Not an hour removed from what remains today the worst experience of his life, Smith was having a laugh at his own misfortune. Why not? A young defenceman’s first playoff run isn’t supposed to end that way, but on a team full of future Hall of Famers, Steve Smith—born on April 30, 1963, twenty-three years to the day before his errant breakout pass snapped Edmonton’s run of Stanley Cups—was never supposed to play a leading role in the Battle. He hadn’t ever dreamed that he might one day become a chapter in the book, and really, Smith never was the kind of guy whose game was meant to stand out.
Smith was the personification of why the Oilers and the Flames managed to stay on top for an entire decade: another mobile six-foot-three defenceman who could fight and play coming out of an Edmonton farm system that—as barren as it has been in the 2000s—simply belched talent in the early 1980s. He had arrived on the scene after a couple of years seasoning in the American League, a gangly, twenty-two-year-old defenceman who took nothing for granted. He wasn’t good enough to feel any entitlement as he walked into the dressing room of a team coming off back-to-back Stanley Cups in 1984 and 1985.
“I felt there was an opportunity, but my road to junior and the NHL wasn’t an easy one,” Smith said. “It wasn’t like I was a highly touted [prospect]. I was the last guy to make my junior team. I was never drafted in junior.”

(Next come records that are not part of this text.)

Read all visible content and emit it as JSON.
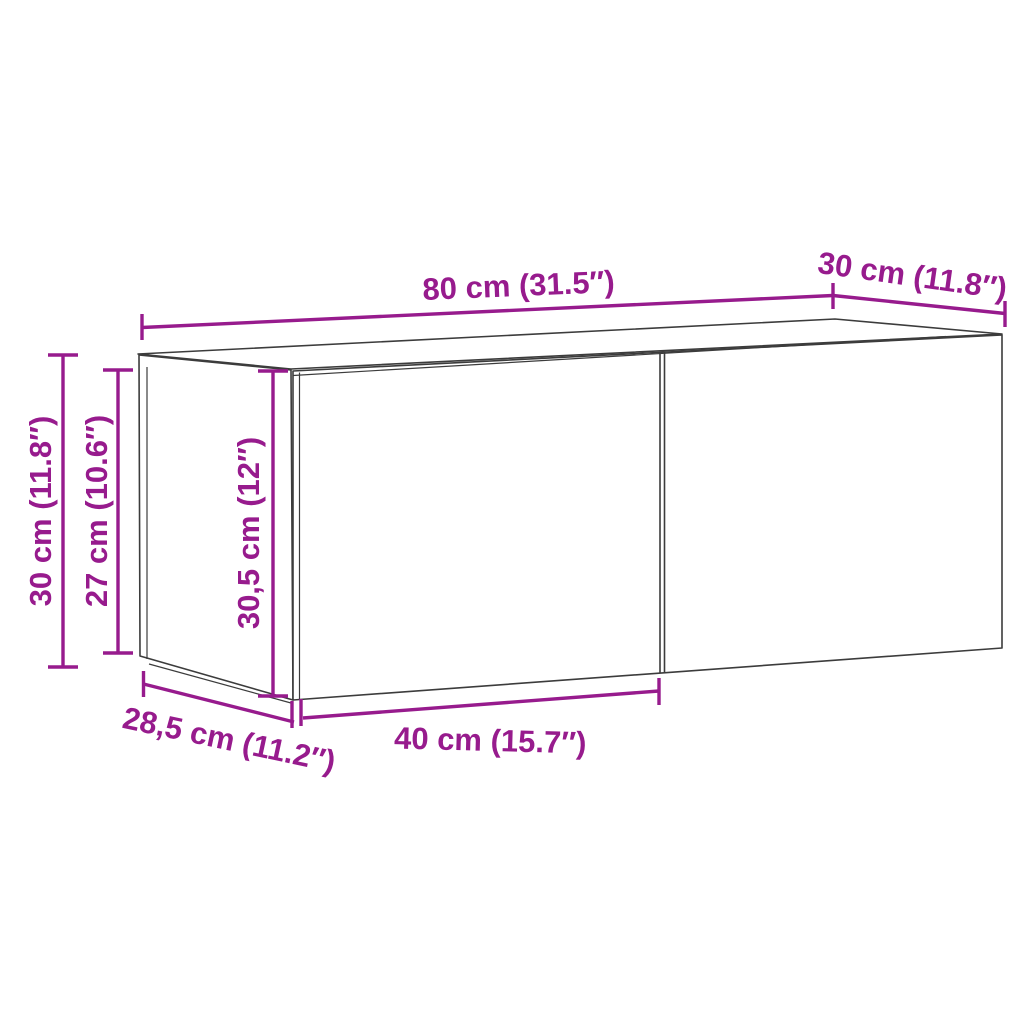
{
  "diagram": {
    "type": "furniture-dimension-diagram",
    "object": "wall-cabinet-two-doors",
    "dimensions": {
      "top_width": "80 cm (31.5″)",
      "top_depth": "30 cm (11.8″)",
      "left_height": "30 cm (11.8″)",
      "left_inner_height": "27 cm (10.6″)",
      "door_height": "30,5 cm (12″)",
      "bottom_depth": "28,5 cm (11.2″)",
      "bottom_door_width": "40 cm (15.7″)"
    }
  },
  "colors": {
    "accent": "#971b8d",
    "line": "#3c3c3c",
    "background": "#ffffff"
  }
}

Smith was born in Glasgow, Scotland. He was two and a half years old when he and his parents packed up and came over the pond, typically with not much more than what was on their backs and in their pockets. They settled in Cobourg, Ontario, a blue-collar town that lies a
n hour and a bit up the 401 from Toronto, along the shores of Lake Ontario.
The Smiths settled into some rich Ontario Hockey League country, with Oshawa, Peterborough, and Belleville each within an hour’s drive. But Rae Smith had to find work before his boy Steve —and the two brothers who would soon arrive —would play any hockey.
“My father came over, and on my birth certificate it still states that he was a ‘lorry driver.’ A lorry driver is a truck driver. Says it on the bottom of my British birth certificate,” Smith chuckles. Rae Smith only drove truck for a short while, though, before finding himself working at a juvenile home in Cobourg known as the Brookside Training School. “He was responsible for juvenile delinquent kids who needed counselling. It was a social-work type thing, for kids who had been in trouble with the law.”
You can imagine that the Smith boys stayed on the straight and narrow. Or at least young Steven kept his disobedience to the hockey rink, where he was good enough to get an invite to the London Knights camp. As he said, he wasn’t drafted, and that first season, even on a team that would post a mediocre 20–48–0 record, head coach Paul McIntosh wasn’t sure about the Smith kid from Cobourg.
“My first year, everyone else was put into billet homes early on. I remained in a Motel 6 until just before Christmas, before they finally got me off Cheeseburger Row and moved me in with a family,” said Smith. He was doing anything he could to stay with the Knights, playing right wing on a line with Basil McRae and Dave Simpson, the older brother of Smith’s future teammate in Edmonton and current Rogers hockey analyst, Craig Simpson.
There are some players who arrive in junior knowing that the NHL lies in their future. There are a lot more, however, who secretly can’t believe they’ve made a major junior roster and do not even dare to dream of a lucrative career in the professional game. For those players, there is often a moment—a singular accomplishment or occurrence —when they realize, “Wait a second here. I might actually be good enough to do this.”